Nella Cambiale Carlo Lepore fa la parte del veterano alla guida in una compagnia giovanissima. In effetti il suo Tobia Mill è una lezione di arte buffa: voce ben timbrata, proiettata, robusta, sempre a fuoco senza trucchi o sconti, non risulta mai inutilmente ammiccante, mai sopra le righe, sempre con gusto nel personaggio del mercante pronto a negoziare su qualunque cosa, ingenuamente sedotto dallo spirito del nuovo mondo, ma pur sempre un buon uomo, a suo modo. La vocalità di Giuliana Gianfaldoni, così come la sua figura, aiuta a definire una Fannì più volitiva del consueto, meno assimilabile al cliché dell'amorosa tutta colorature, candore e malizia, più vicina a un'idea anche letteraria di autodeterminazione femminile. La voce è morbida, il canto duttile, il piglio risoluto, l'espressione varia. Tutti, è bene sottolinearlo, possono vantare un'ottima dizione, sia i madrelingua sia i non italiani. È ucraino, ma non si sente, Iurii Samoilov, che interpreta uno Slook giovane e di bell'aspetto per il quale non si può che provare simpatia: non un arricchito gradasso d'oltreoceano, ma un ragazzotto estroverso, onesto e di spirito, spaesato di fronte ai costumi europei. La voce è molto interessante e, con i suoi trentadue anni, ancora passibile di evoluzione, ma già ora risulta spigliato, sicuro e convincente. È rumena Martiniana Antonie, che rende molto bene l'arietta di Clarina. È spagnolo Pablo Galvez, un Norton ben presente, attento e complice. È nato invece solo a un centinaio di chilometri da Pesaro, a Civitanova Marche, Davide Giusti, che interpreta il fortunato innamorato di Fannì, Edoardo. La parte è invero ingrata - un duettino, un terzetto - ma il tenore si dà da fare con profitto per non far soccombere il personaggio alla verve delle voci gravi e della primadonna. L'edizione critica cui sta lavorando Eleonora Di Cintio potrebbe proprio offrire qualche soddisfazione in più a Edoardo, ma, ahimé, la pandemia ha chiuso oltre ai teatri anche le biblioteche e anche la revisione delle fonti della Cambiale di matrimonio ha subito un rallentamento.

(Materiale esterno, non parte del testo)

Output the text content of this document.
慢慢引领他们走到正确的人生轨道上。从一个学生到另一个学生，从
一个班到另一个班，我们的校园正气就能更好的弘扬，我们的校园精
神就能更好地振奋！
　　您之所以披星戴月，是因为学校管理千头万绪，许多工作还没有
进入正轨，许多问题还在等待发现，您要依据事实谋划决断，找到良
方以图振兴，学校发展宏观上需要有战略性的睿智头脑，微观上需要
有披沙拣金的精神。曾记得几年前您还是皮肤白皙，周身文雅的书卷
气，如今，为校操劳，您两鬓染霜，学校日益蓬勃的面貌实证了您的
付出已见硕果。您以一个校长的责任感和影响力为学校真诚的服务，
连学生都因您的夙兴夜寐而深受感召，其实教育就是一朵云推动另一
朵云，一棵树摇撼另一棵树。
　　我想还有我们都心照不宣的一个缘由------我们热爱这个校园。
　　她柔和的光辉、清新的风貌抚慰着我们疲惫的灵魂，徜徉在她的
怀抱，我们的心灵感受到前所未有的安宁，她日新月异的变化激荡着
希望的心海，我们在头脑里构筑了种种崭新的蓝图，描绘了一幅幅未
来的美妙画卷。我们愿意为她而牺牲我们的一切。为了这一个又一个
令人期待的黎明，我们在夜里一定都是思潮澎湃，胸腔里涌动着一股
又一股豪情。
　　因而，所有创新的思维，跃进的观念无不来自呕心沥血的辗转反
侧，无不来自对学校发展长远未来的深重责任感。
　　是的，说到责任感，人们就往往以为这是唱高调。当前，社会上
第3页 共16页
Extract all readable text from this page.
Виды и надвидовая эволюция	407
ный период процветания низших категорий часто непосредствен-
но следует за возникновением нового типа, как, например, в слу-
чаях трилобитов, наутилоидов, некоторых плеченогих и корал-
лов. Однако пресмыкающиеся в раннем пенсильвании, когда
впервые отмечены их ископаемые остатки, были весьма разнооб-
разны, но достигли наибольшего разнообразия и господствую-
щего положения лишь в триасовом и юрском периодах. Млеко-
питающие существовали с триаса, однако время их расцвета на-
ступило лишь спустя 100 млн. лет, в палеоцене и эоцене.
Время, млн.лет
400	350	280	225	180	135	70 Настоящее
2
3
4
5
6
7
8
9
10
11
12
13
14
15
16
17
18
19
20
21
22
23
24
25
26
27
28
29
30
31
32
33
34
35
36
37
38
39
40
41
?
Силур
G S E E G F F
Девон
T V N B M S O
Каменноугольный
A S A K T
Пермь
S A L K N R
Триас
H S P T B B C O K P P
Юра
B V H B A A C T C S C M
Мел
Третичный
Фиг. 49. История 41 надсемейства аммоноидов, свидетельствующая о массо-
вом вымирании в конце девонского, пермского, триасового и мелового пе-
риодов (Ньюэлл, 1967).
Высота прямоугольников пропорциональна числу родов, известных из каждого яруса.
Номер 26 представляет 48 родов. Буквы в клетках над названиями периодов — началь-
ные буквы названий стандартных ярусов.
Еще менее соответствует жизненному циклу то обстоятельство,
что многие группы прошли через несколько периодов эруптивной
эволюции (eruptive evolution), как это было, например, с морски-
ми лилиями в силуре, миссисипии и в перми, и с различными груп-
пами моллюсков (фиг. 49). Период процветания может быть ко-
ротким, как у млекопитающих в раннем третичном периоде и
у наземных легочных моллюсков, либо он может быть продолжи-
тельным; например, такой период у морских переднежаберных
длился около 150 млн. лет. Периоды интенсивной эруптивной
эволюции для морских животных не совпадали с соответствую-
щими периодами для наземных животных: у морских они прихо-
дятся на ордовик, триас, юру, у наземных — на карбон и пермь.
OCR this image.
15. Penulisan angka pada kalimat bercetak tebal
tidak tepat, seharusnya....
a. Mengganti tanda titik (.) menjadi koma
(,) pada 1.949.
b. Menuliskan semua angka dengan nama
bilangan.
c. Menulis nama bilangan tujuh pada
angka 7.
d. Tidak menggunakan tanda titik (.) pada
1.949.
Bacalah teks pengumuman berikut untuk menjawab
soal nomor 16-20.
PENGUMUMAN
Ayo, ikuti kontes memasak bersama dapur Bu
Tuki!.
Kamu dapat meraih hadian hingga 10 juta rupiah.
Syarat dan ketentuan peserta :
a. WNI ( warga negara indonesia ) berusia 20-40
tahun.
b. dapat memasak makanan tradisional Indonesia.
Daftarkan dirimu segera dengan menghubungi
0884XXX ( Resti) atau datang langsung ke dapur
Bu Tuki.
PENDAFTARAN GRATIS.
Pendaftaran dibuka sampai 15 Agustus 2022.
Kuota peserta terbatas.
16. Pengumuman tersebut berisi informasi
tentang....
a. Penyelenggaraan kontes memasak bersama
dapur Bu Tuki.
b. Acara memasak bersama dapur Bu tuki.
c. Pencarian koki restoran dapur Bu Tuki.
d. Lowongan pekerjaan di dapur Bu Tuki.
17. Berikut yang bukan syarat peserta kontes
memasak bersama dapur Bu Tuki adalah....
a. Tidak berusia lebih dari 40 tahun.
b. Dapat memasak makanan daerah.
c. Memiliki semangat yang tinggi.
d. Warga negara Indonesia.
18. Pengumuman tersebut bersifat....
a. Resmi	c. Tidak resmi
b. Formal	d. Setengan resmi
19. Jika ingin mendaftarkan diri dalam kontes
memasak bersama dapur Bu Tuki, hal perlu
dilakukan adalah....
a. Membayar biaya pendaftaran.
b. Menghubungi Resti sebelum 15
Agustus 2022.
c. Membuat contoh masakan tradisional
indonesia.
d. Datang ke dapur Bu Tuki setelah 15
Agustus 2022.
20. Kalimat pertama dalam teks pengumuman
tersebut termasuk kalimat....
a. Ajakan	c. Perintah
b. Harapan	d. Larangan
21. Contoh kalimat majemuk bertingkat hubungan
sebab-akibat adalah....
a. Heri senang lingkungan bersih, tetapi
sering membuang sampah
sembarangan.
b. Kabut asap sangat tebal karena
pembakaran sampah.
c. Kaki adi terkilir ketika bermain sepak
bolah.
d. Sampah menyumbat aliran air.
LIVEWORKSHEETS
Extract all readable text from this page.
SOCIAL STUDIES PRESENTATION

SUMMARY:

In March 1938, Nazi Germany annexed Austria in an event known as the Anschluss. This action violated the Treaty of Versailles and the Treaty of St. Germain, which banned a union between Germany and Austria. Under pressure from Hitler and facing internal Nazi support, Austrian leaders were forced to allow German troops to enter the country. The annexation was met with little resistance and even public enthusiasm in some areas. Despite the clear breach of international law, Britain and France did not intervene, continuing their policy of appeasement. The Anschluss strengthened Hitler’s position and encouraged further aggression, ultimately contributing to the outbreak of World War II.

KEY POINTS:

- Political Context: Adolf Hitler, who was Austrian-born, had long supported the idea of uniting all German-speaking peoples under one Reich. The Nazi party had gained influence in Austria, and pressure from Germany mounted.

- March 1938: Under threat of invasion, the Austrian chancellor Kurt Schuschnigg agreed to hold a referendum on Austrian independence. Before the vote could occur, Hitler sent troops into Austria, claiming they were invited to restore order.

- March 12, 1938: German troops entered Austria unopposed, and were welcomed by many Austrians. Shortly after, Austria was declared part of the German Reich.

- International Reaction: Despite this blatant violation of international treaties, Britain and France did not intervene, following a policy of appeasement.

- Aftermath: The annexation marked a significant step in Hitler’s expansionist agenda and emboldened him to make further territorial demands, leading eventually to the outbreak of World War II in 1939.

Per ora, quindi applaudiamo La cambiale così come l'abbiamo sempre ascoltata, in una serata senza scossoni o sorprese, ora che già tornare in teatro mentre c'è chi suona, canta, recita fisicamente nello stesso ambiente sembra un miracolo che non diamo più per scontato. Diamoci, però, appuntamento quanto prima per riscuotere gli interessi di una nuova cambiale, in edizione critica, che ripaghi il coraggio e la prudenza di quest'estate 2020.